The last of 16 miners trapped in a flooded gold mine in the northern Philippines was rescued after 11 days, an official said yesterday.
George Baywong, a Mines and Geosciences Bureau officer who supervised the rescue efforts, said Joseph Anayasan was pulled out of the mine in Itogon Township in Benguet Province around nightfall on Friday.
“It was miraculous,” he said of the miner’s survival.
Anayasan was immediately whisked away by his relatives to evade police, who have a standing warrant for his arrest on theft and robbery charges, Baywong said.

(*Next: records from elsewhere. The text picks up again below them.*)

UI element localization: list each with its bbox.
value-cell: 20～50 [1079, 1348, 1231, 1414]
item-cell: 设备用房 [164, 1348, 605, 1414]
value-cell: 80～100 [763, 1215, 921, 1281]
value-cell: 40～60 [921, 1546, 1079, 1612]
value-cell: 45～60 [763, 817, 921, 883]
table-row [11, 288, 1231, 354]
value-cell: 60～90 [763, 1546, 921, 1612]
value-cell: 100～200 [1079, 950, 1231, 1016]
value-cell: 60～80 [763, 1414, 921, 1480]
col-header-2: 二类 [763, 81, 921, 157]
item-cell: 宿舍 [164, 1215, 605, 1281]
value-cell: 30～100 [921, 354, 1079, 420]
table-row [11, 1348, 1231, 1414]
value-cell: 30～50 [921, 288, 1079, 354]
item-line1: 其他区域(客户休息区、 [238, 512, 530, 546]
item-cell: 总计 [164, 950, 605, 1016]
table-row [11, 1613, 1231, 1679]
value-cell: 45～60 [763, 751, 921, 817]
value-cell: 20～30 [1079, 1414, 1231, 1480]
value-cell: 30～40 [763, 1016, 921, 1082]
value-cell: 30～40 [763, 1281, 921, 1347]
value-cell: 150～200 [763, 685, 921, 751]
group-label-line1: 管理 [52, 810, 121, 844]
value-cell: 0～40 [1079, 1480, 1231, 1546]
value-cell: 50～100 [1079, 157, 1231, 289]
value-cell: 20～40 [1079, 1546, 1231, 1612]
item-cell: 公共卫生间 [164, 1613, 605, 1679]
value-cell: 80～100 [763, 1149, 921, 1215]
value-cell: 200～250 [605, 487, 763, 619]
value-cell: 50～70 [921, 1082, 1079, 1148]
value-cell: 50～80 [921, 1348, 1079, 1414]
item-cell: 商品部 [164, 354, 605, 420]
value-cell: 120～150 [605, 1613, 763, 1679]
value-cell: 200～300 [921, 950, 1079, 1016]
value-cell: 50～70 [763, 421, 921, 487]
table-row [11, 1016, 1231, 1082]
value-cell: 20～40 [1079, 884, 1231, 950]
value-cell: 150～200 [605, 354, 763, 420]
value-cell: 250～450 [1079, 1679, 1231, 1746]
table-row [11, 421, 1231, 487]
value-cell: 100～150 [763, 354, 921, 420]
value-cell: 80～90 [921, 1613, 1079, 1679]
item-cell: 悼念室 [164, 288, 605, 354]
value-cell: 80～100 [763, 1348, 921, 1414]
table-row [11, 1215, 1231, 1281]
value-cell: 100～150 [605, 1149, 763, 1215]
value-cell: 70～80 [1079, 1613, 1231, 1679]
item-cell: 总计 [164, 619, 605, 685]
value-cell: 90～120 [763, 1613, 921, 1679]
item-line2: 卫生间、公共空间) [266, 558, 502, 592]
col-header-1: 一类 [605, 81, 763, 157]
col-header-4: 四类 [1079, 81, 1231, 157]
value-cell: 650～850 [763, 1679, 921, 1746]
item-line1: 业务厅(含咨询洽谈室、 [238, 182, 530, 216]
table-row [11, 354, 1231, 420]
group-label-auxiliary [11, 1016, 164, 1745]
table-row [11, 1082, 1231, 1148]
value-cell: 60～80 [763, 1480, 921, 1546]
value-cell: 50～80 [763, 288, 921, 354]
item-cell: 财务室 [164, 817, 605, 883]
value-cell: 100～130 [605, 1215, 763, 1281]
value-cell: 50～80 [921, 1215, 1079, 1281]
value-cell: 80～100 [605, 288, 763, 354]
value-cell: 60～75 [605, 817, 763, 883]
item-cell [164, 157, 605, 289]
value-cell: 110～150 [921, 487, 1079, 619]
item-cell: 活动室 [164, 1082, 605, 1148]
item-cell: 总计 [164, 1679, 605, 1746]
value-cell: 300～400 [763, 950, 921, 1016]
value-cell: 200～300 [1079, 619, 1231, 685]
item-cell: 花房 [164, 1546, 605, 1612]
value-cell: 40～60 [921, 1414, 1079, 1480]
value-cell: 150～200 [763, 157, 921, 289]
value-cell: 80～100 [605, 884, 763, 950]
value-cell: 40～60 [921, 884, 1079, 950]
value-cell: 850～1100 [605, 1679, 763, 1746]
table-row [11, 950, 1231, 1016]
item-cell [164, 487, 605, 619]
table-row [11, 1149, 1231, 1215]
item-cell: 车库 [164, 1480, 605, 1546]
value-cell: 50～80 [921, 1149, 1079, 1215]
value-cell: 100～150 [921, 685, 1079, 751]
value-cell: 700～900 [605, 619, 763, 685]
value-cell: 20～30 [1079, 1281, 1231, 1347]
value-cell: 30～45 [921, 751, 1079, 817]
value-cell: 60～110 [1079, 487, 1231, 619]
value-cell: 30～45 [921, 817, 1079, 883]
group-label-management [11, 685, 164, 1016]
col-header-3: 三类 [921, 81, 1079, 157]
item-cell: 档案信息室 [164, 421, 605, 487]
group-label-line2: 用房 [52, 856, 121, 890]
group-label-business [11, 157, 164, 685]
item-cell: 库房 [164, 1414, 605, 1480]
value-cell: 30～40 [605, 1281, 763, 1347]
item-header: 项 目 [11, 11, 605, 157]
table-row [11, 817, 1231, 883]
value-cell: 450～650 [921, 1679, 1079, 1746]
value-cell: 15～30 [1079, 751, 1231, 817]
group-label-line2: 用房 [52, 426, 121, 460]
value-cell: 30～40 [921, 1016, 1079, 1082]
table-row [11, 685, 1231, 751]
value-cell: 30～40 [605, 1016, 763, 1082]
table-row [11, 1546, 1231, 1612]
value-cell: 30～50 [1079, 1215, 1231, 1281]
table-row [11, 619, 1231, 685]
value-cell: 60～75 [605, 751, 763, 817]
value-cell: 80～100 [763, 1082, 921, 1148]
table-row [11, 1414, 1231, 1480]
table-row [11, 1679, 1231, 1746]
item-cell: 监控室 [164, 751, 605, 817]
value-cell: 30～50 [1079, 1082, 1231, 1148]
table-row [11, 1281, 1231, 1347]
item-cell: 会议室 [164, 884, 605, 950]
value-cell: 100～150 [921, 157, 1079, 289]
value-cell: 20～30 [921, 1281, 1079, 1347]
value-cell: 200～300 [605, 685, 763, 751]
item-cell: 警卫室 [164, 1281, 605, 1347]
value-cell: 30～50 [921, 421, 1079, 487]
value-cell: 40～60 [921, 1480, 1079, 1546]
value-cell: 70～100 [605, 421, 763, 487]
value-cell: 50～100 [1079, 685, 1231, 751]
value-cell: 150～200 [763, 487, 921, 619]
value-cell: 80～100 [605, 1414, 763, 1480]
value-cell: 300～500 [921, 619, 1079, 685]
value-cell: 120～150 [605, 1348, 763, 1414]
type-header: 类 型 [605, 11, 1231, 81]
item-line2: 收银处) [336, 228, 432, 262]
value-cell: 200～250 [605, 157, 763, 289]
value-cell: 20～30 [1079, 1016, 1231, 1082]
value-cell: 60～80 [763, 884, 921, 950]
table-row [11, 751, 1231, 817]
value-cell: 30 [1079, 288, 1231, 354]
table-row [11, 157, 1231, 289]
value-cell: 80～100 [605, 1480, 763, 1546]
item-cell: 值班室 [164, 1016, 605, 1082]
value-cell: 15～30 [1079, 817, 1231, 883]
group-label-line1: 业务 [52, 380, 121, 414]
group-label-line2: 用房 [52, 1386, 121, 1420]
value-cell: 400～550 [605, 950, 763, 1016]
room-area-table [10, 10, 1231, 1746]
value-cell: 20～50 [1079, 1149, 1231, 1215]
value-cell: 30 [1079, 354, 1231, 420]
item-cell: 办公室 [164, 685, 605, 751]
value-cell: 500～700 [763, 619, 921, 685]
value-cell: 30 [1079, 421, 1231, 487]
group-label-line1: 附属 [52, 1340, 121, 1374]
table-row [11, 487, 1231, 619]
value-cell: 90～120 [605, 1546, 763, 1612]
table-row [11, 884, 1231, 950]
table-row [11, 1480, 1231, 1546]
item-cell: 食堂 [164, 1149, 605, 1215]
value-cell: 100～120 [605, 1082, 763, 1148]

Anayasan was one of 10 survivors among 16 men inside the mine when floodwaters rushed in during a typhoon on Sept. 22. The bodies of the six others were recovered days earlier. Anayasan’s brother, Mario, was among three men rescued on Wednesday.
Baywong said Anayasan’s “hard life upbringing” and his physical fitness contributed to his survival.
“He may have prayed to God to let him live, promising to change,” Baywong said.
He said Anayasan was located by former miners who volunteered to rescue him in a tight spot where navy frogmen who had helped save the other miners could not reach him with their equipment.
Baywong said rescuers helped move Anayasan about 455m along a horizontal shaft. They then gave him a little food and water so he could regain some strength to climb 91m on ladders along a vertical shaft and negotiate another 212m of a horizontal tunnel to get out on the side of a mountain.
He said Anayasan’s family, worried about how the police would treat him right after coming out of the mine, took him away but promised to turn him over to authorities soon.